Fesselnde Intrigen: Die auf Sky gestartete Serie „House of the Dragon“ erzählt die Vorgeschichte zum Megahit „Game of Thrones“ – und überzeugt mit Spektakel und Schauspielkunst.
. Eigentlich sagt der Titel schon alles: Wenn eine Geschichte mit „House of“ überschrieben ist, geht es um familiäre Konflikte, gegenseitige Verletzungen, Verfall. All dies sind zentrale Elemente in „House of the Dragon“, dem Nachfolger des Serien-Mega-Hits „Game of Thrones“, der ab sofort auf Sky zu sehen ist – jeden Montag erscheint eine neue Folge. Drei Jahre nachdem das – für viele Fans enttäuschende – „Game of Thrones“-Finale ausgestrahlt wurde, befinden wir uns also wieder in Westeros, jener so fantastischen wie gnadenlos brutalen Welt aus der Feder von George R.R. Martin. Der US-Autor hat mit „Fire and Blood“ nicht nur 2018 die Buchvorlage für die neue Serie geliefert, sondern war auch an ihrer Produktion beteiligt. Schon die Pilotfolge bietet vieles, was „Game of Thrones“ ausgezeichnet hat: Sex. Politische Intrigen. Gewalt. Und natürlich Drachen, jene monströse Machtbasis des Hauses Targaryen, das hier, 172 Jahre vor den Ereignissen der Ursprungsserie, auf dem Höhepunkt seiner Macht gezeigt wird.

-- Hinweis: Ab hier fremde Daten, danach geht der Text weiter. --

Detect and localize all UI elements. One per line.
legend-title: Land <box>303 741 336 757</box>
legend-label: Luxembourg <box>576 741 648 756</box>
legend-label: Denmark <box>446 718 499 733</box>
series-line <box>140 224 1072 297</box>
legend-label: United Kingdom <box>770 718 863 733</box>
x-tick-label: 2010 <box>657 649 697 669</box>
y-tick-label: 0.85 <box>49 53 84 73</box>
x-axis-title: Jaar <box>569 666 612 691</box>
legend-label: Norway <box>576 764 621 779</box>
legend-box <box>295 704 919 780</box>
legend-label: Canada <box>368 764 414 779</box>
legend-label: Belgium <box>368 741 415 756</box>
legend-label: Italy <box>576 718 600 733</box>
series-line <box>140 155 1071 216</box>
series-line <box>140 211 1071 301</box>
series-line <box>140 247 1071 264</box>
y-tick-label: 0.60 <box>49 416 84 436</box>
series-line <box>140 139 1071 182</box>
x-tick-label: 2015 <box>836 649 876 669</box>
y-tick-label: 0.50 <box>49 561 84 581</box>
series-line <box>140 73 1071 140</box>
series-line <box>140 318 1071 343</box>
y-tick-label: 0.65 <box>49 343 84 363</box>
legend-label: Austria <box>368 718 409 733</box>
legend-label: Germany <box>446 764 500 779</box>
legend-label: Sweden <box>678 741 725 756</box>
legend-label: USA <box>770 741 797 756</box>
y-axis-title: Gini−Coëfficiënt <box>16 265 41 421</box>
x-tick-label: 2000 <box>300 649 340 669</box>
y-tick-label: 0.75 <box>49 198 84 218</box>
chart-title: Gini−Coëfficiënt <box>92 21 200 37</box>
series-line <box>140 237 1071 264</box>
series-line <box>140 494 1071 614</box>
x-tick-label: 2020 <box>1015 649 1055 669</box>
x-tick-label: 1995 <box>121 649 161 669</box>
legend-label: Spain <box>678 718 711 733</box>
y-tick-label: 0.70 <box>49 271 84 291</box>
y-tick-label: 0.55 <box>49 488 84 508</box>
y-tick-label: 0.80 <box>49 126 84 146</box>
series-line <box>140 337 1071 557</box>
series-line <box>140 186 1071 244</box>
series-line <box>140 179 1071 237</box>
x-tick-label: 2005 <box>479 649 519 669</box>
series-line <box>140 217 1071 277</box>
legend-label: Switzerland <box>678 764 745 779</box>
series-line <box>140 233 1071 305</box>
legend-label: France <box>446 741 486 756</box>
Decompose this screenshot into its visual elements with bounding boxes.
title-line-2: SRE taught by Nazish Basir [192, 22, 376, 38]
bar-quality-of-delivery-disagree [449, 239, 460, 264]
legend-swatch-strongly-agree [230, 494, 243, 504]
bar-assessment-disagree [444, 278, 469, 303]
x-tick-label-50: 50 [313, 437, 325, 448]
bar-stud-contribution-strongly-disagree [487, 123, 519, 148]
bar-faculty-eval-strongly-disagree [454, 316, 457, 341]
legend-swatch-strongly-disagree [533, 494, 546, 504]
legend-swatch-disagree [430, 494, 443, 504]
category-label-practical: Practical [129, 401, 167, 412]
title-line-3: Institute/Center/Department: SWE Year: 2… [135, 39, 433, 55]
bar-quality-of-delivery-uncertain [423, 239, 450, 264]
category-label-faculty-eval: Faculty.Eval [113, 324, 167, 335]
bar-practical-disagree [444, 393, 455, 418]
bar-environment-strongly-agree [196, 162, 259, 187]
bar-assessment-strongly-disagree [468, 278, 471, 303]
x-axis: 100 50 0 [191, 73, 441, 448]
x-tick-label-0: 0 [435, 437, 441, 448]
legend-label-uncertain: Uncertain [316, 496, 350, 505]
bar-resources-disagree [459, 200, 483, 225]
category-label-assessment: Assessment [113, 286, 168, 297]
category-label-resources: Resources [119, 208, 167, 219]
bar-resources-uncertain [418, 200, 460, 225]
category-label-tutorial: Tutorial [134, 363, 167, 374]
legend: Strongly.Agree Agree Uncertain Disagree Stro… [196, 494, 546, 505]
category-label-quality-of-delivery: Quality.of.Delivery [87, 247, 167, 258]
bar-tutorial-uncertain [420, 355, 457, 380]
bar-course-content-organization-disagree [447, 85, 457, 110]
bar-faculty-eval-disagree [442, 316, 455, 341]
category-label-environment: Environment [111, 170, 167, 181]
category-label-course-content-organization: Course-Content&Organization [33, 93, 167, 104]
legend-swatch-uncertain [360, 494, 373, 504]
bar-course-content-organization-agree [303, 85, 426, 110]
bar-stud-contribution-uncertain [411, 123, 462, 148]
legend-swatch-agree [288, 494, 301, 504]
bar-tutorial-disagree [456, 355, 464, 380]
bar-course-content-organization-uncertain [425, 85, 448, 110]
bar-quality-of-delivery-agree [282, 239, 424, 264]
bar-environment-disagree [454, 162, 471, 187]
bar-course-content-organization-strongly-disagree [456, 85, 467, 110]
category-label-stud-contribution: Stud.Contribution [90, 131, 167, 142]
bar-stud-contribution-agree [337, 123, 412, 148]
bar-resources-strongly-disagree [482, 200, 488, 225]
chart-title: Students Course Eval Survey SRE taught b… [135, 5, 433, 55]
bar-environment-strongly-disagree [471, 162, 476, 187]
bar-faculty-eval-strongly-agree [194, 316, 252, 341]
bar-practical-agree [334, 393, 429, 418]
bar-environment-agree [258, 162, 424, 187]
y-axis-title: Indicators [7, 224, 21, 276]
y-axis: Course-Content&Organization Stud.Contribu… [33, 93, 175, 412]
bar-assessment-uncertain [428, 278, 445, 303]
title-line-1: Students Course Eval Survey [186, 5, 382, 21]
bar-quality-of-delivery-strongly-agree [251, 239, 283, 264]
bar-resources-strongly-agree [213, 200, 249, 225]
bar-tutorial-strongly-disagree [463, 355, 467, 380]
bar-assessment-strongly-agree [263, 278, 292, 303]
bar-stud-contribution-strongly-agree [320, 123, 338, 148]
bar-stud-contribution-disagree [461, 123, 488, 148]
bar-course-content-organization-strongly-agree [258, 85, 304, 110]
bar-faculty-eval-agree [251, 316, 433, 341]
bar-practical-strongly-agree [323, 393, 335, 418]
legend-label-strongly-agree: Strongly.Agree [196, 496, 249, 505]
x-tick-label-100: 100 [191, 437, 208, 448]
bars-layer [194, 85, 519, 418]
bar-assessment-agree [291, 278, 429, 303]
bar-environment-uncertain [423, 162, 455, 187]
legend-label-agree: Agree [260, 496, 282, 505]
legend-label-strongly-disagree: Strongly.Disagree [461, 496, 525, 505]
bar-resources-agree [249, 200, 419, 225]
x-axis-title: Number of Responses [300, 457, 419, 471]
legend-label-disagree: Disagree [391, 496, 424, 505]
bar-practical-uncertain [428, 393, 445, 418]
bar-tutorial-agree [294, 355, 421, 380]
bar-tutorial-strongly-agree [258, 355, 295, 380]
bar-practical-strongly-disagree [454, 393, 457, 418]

Oder sagen wir besser: Am Vorabend seines Niedergangs. Zum zweiten Mal in kurzer Zeit gibt es keinen natürlichen Erben für den Eisernen Thron, die Targaryen-Dynastie und jenes Riesenreich, das Aegon der Eroberer rund 100 Jahre zuvor gewaltsam begründet hat. Schon König Viserys Targaryen (Paddy Considine) kam vor zehn Jahren nur an die Macht, weil sein Großvater Jaehaerys zuvor seine beiden Söhne verlor. Ein von Jaehaerys einberufener Großer Rat entschied sich für Viserys als Erben – obwohl dessen Cousine Rhaenys den älteren Anspruch hatte. Aber sie war eben auch eine Frau. Als Zuschauer bekommt man all dies zu Anfang der Pilotfolge in Form eines etwas drögen Prologs erzählt – was zunächst befremdet, hatte es „Game of Thrones“ doch meisterhaft geschafft, das Publikum sofort ins Geschehen hineinzuziehen. Doch die Zweifel zerstreuten sich schnell: „House of the Dragon“ bietet fesselnde Unterhaltung und dürfte allen „Game of Thrones“-Fans gefallen. Das liegt nicht nur an den exzellent in Szene gesetzten Schauwerten des großen Turniers, mit dem König Viserys die bevorstehende Geburt seines erwarteten Sohns und Erben feiern will, oder der mitreißenden Musik des iranisch-deutschen Komponisten Ramin Djawadi.
Charaktere sind subtil gezeichnet
Es liegt vor allem an der Schauspielkunst der Darsteller und der subtilen Zeichnung ihrer Charaktere – beides Aspekte, mit denen ja auch „Game of Thrones“ punkten konnte. So ist zwar von Beginn an klar, dass es zum Bruch zwischen Viserys und seinem impulsiven Bruder Daemon Targaryen („The Crown“-Star Matt Smith) kommen muss, der anfangs der offizielle Königsanwärter ist. Wie folgerichtig sich dieser Bruch jedoch aus Viserys‘ Schicksalsschlag des Verlusts von Frau und Kind entwickelt, ist klug konstruiert. Ebenso folgerichtig beeinflusst Viserys‘ Verlust die Entscheidung, seine Tochter Rhaenyra (Milly Alcock, später übernimmt Emma d‘Arcy) zu seiner Erbin auszurufen und das patriarchale Prinzip infrage zu stellen, dem er selbst seine Herrschaft verdankt. All dies bereitet die Bühne für den als „Dance of the Dragons“ bekannten Bürgerkrieg, den die Serie erzählen wird.„House of the Dragon“ hat damit mehr von einem Shakespearschen Königsdrama als von dem, was viele klischeehaft unter Fantasy verstehen – und bleibt auch damit George R.R. Martins stark von britischer Geschichte inspirierten Welt treu.